Income from lease financing receivables and loans amounted to $283.2m, golf revenue came to $30.5m, while income from other sources amounted to $27.8m.
Operating expenses for the year totaled $75.6m, a decrease of 76.4% from the previous year. General and administrative costs were $33.1m, golf expenses came to $20.8m, while transaction and acquisition costs added a further $10.4m expense. Other expenses came to $27.8m.
Interest expenses were $392.4m, and losses from extinguished debt were $15.6m. Pre-tax profits for the year amounted to $1.03bn, up from $897.0m in 2020. After accounting for income tax of $2.9m, net profit for 2021 came to $1.02bn – a 13.7% increase from last year.
The year was notable for a record acquisition volume. During the year the company reached a deal to acquire MGM Resorts spinoff MGM Growth Properties for $17.20bn, in addition to agreeing to buy the property of Las Vegas Sands’ Las Vegas operations in a $6.25bn deal completed today (24 February).
In the fourth quarter of 2021, Vici reported a 2.7% revenue increase compared to the corresponding period in 2020, bringing in $383.2m.

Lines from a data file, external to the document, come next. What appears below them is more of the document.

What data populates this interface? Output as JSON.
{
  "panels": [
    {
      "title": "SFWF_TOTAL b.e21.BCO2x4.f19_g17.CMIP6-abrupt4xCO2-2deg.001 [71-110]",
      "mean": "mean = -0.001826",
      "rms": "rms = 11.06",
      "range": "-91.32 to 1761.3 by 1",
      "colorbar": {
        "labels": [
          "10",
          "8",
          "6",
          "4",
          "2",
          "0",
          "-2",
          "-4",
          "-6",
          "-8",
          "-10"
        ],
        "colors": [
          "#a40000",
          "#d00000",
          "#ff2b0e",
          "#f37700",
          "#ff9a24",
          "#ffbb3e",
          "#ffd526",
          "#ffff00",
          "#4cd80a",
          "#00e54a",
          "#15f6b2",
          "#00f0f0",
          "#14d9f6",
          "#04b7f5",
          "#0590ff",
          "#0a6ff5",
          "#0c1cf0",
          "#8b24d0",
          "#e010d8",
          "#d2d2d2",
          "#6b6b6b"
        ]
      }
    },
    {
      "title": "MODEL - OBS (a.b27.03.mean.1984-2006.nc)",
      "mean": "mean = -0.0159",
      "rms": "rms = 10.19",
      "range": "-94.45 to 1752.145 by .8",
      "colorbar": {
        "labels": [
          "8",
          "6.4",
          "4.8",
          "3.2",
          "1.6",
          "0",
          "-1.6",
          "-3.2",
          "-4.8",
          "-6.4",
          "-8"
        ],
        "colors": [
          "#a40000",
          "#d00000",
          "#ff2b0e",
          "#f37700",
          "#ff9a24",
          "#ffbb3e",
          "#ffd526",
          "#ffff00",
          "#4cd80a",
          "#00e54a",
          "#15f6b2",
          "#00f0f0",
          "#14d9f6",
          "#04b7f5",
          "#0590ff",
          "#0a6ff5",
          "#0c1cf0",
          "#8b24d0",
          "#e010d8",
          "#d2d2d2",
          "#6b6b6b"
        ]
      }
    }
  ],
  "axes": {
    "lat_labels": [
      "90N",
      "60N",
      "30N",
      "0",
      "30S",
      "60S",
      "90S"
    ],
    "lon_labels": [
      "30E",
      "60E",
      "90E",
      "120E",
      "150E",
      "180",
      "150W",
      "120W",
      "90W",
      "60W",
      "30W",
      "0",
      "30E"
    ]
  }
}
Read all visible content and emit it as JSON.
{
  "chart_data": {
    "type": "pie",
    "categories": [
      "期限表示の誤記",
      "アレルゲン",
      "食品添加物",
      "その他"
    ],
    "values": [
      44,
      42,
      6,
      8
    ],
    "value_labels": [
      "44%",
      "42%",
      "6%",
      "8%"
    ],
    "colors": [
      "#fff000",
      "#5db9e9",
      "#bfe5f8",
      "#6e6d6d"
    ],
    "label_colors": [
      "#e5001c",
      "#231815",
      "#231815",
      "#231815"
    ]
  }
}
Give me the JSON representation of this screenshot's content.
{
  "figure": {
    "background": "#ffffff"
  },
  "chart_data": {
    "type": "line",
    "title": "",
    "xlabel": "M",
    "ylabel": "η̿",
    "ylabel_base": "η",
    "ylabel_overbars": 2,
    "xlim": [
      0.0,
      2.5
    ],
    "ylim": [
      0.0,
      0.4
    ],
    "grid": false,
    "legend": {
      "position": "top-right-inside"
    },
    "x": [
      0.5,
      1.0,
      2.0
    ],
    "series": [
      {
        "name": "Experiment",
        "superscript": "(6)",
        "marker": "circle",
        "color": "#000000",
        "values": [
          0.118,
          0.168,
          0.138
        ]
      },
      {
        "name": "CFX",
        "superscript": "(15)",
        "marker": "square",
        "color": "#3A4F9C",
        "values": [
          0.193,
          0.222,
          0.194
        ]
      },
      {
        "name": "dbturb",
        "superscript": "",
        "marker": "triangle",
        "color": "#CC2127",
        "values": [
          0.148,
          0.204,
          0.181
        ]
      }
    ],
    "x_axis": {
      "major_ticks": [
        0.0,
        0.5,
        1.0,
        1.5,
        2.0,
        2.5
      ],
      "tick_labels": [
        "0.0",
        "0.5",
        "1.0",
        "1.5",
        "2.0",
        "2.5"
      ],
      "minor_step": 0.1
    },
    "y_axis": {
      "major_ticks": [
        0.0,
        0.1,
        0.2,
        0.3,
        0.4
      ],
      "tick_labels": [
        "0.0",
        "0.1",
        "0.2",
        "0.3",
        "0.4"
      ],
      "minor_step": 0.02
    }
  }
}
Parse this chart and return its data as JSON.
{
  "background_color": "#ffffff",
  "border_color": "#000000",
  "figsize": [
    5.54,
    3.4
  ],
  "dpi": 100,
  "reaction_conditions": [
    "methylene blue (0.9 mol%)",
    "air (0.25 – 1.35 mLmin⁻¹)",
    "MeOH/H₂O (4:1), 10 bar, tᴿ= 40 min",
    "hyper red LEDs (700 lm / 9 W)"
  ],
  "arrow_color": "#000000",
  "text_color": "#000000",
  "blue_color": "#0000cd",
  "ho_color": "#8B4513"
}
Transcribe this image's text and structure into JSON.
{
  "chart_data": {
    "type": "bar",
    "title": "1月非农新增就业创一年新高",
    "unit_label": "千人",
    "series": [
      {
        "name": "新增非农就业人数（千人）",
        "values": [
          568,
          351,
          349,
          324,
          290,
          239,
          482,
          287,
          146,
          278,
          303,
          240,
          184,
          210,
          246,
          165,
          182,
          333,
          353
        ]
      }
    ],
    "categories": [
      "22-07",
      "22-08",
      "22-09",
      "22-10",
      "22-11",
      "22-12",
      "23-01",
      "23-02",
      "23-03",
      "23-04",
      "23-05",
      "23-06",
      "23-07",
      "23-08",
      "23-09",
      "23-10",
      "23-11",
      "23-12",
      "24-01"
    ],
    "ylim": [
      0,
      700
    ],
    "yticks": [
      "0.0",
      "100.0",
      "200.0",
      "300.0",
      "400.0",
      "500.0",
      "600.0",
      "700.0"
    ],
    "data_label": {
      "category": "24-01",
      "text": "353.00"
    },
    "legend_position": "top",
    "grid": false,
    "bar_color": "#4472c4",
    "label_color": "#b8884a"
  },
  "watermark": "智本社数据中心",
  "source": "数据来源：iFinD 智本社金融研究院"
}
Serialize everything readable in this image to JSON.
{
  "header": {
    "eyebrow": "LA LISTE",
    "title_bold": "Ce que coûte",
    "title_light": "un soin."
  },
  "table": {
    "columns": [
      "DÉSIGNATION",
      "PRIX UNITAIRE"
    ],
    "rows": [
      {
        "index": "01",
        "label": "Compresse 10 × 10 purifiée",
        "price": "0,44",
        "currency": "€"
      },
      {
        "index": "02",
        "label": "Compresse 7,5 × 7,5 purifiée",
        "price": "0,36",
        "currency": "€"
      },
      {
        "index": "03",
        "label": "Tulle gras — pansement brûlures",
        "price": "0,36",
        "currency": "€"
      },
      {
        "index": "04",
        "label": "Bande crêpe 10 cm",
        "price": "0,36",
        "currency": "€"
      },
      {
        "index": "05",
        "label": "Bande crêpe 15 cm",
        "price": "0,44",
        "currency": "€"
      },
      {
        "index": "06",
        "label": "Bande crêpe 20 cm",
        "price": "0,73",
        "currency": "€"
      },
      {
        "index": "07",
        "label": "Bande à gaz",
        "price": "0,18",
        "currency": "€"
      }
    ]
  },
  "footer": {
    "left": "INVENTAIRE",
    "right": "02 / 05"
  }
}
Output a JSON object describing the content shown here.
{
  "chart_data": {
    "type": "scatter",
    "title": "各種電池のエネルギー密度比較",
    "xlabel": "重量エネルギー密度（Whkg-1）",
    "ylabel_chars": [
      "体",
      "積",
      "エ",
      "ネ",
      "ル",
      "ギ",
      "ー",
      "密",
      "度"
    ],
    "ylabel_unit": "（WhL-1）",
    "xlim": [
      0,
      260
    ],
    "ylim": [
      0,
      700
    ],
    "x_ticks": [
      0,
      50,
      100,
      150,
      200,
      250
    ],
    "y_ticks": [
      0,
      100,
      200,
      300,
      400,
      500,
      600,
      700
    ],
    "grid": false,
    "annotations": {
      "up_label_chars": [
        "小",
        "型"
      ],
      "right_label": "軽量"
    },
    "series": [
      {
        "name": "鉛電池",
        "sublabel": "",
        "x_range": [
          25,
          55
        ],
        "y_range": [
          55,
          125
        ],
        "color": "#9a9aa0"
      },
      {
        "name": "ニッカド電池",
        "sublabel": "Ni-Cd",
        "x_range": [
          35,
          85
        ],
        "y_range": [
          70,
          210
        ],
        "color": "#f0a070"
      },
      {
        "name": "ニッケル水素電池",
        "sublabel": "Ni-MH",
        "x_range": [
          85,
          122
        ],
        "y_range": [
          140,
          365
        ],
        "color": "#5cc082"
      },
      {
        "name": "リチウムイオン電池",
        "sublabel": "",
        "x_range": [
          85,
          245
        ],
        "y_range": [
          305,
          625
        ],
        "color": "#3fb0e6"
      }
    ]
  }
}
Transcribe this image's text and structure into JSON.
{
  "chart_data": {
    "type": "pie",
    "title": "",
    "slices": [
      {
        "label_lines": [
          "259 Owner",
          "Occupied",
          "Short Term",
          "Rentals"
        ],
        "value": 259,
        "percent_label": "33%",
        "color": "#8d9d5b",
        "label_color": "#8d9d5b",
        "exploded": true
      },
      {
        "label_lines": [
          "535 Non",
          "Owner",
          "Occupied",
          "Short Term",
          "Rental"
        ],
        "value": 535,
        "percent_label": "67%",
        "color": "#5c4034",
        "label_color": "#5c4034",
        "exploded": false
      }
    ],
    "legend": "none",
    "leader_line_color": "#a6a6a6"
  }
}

Operating expenses increased significantly from 2020, rising 487.5% to $28.2m. With $70.4m of interest expenses and $759,000 of income tax, net profit for the quarter totaled $283.8m, down from $290.4m in Q4 2020.
Vici CEO Edward Pitoniak said: “The year 2021 was truly a transformational year for VICI as we announced record acquisition volume of over $21 billion and enhanced our funnel of investment opportunities through strategic partnerships with Blackstone Real Estate and Apollo Global Management portfolio companies.
“We successfully accessed the equity capital markets with two of the largest REIT follow-on equity offerings ever executed, prudently eliminating equity funding risk, and we have eliminated all outstanding secured debt, as we’ve worked toward closing our large-scale transactions.
“We believe this transformation in 2021 positions VICI for an improved cost of capital and the benefits of enhanced scale, significantly widening our investable universe and future growth prospects.”